While the majority of Swiss mercenaries were pikemen, the term was used as an overarching catch-all term for the troops. It referred to Swiss troops using all sorts of weapons, including crossbows, handguns, and other artillery weapons, though these were used far less than pikes and halberds.
Mercenary involvement allowed for numerous victories, including the 1494 conquering of Naples and the 1525 conquering of Milan by the French. Their lack of mercy on the battlefield instilled fear in those they fought against, so much so that the Valois King of France believed it impossible to enter combat without Swiss pikemen at the core of his army.
After 1490, European nations began to adopt the pike system. Imitation units sprung up across the continent, with the most notable being the Spanish Tercios and the even more formidable German Landsknechts.
The Landsknechts became the Swiss pikemen’s primary enemy, as they began to fill the mercenary ranks they once held. They also took care to study the battle tactics of the pikemen, surpassing them with their usage of the Zweihänder, a two-handed sword used to break through opposing pike formations.
The pair’s rivalry was especially evident on the battlefield. While the pikemen managed to maintain an edge against their opponent, the combat between the two was often described as particularly savage, especially during the Italian Wars of 1494 to 1559.
The end of Swiss mercenaries
The end of the Swiss pikemen came after numerous losses during the Italian Wars. While they saw a close defeat at the Battle of Marignano in 1515, their biggest came in 1522 with the Battle of Bicocca. The Swiss pikemen were serving the French and were up against forces of Tercios and Landsknecht.
The battle resulted in bloodshed. The Swiss repeatedly tried and failed to break the opposing defensive position without the use of artillery or military support, leading to slaughter at the hands of enemy arms and artillery fire. It was the first time they’d suffered such an immense loss without inflicting major damage.

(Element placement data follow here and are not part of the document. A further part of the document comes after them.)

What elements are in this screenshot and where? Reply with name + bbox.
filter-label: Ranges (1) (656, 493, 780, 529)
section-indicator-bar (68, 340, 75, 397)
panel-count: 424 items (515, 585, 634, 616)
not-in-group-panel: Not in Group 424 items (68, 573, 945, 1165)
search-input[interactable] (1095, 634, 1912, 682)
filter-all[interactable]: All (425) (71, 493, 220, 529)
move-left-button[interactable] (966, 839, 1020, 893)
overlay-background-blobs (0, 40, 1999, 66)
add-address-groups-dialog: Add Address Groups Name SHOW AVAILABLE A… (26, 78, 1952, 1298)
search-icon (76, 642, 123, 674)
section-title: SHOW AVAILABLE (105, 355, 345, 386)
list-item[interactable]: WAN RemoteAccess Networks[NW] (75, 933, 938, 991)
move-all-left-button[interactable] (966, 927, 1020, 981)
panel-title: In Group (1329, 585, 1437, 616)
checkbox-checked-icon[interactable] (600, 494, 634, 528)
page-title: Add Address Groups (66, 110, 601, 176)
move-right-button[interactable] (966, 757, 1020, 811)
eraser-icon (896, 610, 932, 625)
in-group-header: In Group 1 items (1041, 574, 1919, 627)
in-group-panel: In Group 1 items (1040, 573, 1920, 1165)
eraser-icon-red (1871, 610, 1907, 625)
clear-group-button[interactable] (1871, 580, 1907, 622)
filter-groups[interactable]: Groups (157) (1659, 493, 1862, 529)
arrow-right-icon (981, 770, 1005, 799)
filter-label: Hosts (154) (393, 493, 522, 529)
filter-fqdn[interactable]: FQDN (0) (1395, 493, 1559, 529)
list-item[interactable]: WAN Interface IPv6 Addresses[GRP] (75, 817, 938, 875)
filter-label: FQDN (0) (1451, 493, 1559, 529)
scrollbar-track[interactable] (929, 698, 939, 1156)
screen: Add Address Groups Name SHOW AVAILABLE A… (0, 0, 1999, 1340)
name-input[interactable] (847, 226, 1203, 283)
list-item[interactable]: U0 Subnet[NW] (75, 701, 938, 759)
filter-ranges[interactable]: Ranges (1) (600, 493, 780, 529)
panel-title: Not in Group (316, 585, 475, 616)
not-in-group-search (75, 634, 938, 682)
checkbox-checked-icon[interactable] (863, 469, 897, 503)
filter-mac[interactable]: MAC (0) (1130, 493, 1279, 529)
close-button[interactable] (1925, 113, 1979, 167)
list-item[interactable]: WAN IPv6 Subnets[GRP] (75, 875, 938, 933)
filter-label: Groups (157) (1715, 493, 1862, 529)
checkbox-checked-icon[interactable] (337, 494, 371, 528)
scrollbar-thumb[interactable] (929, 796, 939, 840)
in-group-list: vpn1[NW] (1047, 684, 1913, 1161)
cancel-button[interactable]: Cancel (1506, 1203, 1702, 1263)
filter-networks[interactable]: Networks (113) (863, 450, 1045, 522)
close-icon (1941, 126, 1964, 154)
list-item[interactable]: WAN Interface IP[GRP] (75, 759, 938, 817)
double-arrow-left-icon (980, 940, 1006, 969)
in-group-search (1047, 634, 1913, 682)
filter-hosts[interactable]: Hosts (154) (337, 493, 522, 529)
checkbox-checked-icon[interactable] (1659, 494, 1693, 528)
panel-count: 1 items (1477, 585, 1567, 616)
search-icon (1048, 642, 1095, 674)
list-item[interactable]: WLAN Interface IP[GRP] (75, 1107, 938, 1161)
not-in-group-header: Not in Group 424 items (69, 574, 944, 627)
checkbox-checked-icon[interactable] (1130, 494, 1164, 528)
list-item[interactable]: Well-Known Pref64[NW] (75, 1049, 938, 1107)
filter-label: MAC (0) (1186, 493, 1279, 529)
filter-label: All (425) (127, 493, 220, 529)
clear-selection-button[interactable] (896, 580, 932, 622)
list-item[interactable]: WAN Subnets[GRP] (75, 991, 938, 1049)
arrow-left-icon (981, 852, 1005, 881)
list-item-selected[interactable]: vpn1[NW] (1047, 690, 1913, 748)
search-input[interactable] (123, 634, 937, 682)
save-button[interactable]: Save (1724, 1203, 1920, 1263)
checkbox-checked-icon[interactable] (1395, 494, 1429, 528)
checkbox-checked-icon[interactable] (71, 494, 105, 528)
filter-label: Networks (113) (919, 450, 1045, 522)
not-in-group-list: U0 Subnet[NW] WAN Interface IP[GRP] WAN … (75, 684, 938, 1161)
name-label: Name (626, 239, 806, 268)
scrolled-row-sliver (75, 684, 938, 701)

The introduction of gunpowder was the nail in the coffin for the Swiss pikemen. After the 16th century, they adopted tactics and formations similar to those armies in which the mercenaries served across Europe. This meant taking a normal position in the battle lines of other infantry units, as opposed to their usual stance.
Their best showings during this time came alongside the French Army. Their service was commissioned by the monarchy during the French Wars of Religion, and they showed exceptional prowess during the Battle of Dreux in 1562, during which a contingent of Swiss pikemen held off the Huguenot army until the Catholic cavalry arrived.
Laters years and existence in the modern day
Swiss soldiers continued to serve as mercenaries with a number of European armies between the 17th and 19th centuries. However, they had to contend with changes to their drills, weapons, and tactics.
More from us: Athenian Military Might: How Does It Stack Up In The Ancient World?
Since 1859, only one pikeman mercenary group has been allowed to exist, the Vatican’s Swiss Guard. The unit has been tasked with protecting the Pope for the past five centuries and represents the official army of the Vatican. They dress in colorful uniforms believed to have been designed by Michelangelo, who was inspired by their heyday during the Middle Ages.